パフォーマー含めてインプロで、次から次へと弾ける泡のように何処に飛ぶか判らぬ展開。非常に面白い。 
暗黒舞踏的うねる動きのパフォーマーに気を取られていると、ループし続けていた音が思いもよらぬ場所で繁殖していたり。
視覚と聴覚を同時に刺激する空間に飲み込まれる。
光彩がさほど激しくなかったので、どうにか 観られて良かった。(それでも半分は目を閉じていたのは、やっぱり残念)

しかし、近未来の音の様でもあり、原始的な本能の動きの様でもあり、不思議な別世界だった。
彼らは決して、奇を衒っているだけではない。
電子楽器やギターだけでなく、フルートや声を生の楽器として入れるタイミングやバランスのセンスが絶妙で、即興ならではの味わいを楽しめた。
暗黒舞踏的なパフォーマンスは懐かしくもあり、若い演じ手(多分)の方がやっていると言う事が嬉しくもあり。(演劇や舞踏系は詳しくないので不明だけれど、もしかしたら今でも流行ってるのかな?)
終演後すぐに飛び出したのでアーティストさんとお話しできなかったが、演奏陣の二人も若いと思う。
系統は違うが花園distance等、こう言うライブを若手がやってくれるのを見ると、ホント嬉しくてワクワクする。

だが本当に終電ギリギリで、一度は演奏中にフロアを出たが、心残りでもう一度戻ったほど。
タイトロープを押して最後まで観た私は、賭けに勝ったと思う。
演奏が終わった瞬間、仮面を外しはにかんだ笑みを浮かべ、予測のつかない別世界から現実に戻ってきたメンバーを観て、やっとこの不思議で濃厚な夜の終焉を感じることが出来たから。
まぁ、ホントに終電ぎりっぎりで、或る意味、現実も終焉する寸前にはなったけれどww
しかし、現実的終焉を天秤にかけても釣り合う程、実に興味深く面白い“パフォーマンス”であった。
人間、予測のつかない展開の醍醐味ほど、面白いものはないのだよw

 
と、長々と書いた個々のライブ感想も、やっと終焉。
ここまでで、5千字目前。長いよ!無駄に長いよ!
しかし、これだけの長さを綴らざるを得ない、不思議な夜であったのだ。
とても濃い、だが何処まで広がってどれだけ深いか判らない、そんな不確定要素に満ちた夜。
恐らく、今の私が求めているものは、この夜の様な曖昧な輪郭の淵なのだと思う。
勿論、明確な世界も嫌いではない。確固たる輪郭を持ち、その中を緻密に埋める世界の美しさも私は知っている。
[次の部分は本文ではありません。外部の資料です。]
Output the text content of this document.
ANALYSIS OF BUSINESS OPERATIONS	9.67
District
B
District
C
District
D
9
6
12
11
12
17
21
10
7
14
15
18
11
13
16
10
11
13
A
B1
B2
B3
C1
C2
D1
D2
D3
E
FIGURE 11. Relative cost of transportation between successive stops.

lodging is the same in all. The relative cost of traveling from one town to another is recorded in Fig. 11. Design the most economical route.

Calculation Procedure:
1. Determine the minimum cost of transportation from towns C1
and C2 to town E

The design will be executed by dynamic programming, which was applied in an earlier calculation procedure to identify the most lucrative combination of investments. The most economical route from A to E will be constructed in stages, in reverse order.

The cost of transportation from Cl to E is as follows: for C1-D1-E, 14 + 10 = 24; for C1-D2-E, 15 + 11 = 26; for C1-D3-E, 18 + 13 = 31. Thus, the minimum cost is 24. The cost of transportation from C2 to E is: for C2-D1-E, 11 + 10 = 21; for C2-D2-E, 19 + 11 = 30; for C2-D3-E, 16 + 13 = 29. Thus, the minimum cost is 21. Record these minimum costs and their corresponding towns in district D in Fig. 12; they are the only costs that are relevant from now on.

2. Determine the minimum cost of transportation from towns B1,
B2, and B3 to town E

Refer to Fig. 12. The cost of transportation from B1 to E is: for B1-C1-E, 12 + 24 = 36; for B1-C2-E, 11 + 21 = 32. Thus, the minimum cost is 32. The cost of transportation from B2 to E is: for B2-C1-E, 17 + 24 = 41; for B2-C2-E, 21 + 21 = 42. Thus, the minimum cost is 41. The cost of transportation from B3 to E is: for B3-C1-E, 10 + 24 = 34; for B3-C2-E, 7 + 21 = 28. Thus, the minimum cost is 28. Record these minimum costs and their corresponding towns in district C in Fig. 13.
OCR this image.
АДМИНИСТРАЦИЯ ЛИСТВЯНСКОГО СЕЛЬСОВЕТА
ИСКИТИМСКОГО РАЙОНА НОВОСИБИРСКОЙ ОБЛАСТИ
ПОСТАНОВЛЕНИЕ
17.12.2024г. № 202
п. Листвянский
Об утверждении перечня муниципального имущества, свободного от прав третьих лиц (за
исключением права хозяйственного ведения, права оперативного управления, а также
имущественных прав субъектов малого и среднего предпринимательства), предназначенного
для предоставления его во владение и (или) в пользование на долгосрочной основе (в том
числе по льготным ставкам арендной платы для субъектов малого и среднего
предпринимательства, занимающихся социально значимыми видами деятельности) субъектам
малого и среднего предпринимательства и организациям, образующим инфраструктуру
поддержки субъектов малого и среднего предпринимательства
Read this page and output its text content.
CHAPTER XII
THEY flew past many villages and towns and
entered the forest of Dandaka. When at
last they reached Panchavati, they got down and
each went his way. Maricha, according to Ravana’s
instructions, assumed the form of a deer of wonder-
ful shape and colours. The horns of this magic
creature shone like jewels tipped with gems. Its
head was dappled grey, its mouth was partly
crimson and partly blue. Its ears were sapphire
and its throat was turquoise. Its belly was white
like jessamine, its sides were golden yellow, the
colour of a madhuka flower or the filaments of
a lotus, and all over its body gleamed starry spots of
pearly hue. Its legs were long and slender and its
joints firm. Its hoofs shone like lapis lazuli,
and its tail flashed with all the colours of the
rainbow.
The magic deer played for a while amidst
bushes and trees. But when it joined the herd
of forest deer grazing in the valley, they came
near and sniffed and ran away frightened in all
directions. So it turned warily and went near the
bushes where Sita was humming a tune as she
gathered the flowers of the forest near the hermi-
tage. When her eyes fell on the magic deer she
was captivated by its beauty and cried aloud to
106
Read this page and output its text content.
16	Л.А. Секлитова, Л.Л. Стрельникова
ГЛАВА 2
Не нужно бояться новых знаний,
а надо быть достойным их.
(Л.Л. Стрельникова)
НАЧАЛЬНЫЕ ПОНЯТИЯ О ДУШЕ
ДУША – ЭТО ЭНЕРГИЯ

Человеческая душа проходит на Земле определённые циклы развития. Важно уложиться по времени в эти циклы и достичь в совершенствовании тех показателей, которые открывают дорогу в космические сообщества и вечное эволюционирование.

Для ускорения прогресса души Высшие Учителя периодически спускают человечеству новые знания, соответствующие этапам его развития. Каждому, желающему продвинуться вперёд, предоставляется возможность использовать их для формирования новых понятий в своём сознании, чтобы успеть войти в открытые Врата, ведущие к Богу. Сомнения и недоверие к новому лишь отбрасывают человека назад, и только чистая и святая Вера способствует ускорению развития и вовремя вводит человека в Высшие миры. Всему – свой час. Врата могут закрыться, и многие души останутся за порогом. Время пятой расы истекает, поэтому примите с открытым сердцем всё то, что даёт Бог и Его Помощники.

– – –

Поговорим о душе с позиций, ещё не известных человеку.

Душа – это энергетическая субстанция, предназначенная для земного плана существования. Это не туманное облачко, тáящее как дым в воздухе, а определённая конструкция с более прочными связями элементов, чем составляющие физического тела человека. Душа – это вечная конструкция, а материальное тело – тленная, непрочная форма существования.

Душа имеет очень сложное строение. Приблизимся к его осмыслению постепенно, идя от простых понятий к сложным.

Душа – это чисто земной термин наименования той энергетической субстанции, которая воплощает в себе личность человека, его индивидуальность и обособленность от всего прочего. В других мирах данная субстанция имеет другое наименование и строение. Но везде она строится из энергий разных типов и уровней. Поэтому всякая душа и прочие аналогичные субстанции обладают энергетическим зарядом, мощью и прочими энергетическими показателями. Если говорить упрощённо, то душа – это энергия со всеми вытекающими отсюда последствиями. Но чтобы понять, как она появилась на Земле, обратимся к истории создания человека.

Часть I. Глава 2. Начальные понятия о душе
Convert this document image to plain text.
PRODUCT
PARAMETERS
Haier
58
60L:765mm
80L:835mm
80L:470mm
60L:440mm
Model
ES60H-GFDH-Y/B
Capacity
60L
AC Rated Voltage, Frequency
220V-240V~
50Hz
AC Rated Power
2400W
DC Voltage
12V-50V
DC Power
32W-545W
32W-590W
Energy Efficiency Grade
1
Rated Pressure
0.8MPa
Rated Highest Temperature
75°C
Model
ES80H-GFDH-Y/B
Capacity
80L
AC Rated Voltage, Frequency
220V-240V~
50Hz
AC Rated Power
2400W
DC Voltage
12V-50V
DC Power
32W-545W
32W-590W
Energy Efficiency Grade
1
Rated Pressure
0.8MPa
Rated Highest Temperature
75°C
しかし、形も深さも定かでない曖昧だからこそ色々なものが潜み、視える事もある。
光だけでも、闇だけでもなく。豊潤さと、塵芥と。
今欲しいのは、そういう景色。

思えば、ヒソミネに頻繁に通っていた理由は、ここが曖昧な輪郭と溶け込む淵の縁だから。
音が潜み、静かにそして激しく浮き沈みして夜に溶けるから、ヒソミネ。
底が浅いか深いか判らぬその淵へと、それでも私は飛び込みたい。
岩に頭をぶつけるか、深遠に飲み込まれて戻ってこられないにしてもね。
存外、シレっと戻ってくるより、それを望んでいるのかもしれない。

さて、こんな風にして、再びヒソミネの曖昧な輪郭の淵の味を思い出してしまった私は、再び片道2時間半の常連に戻るのでしょうかw

「深淵を覗いている時、深淵もまた等しくこちらを覗いている」

曖昧な輪郭の淵の深さを覗き、覗かれ。
そして、貴方は/私は、どうなっていくのだろうか。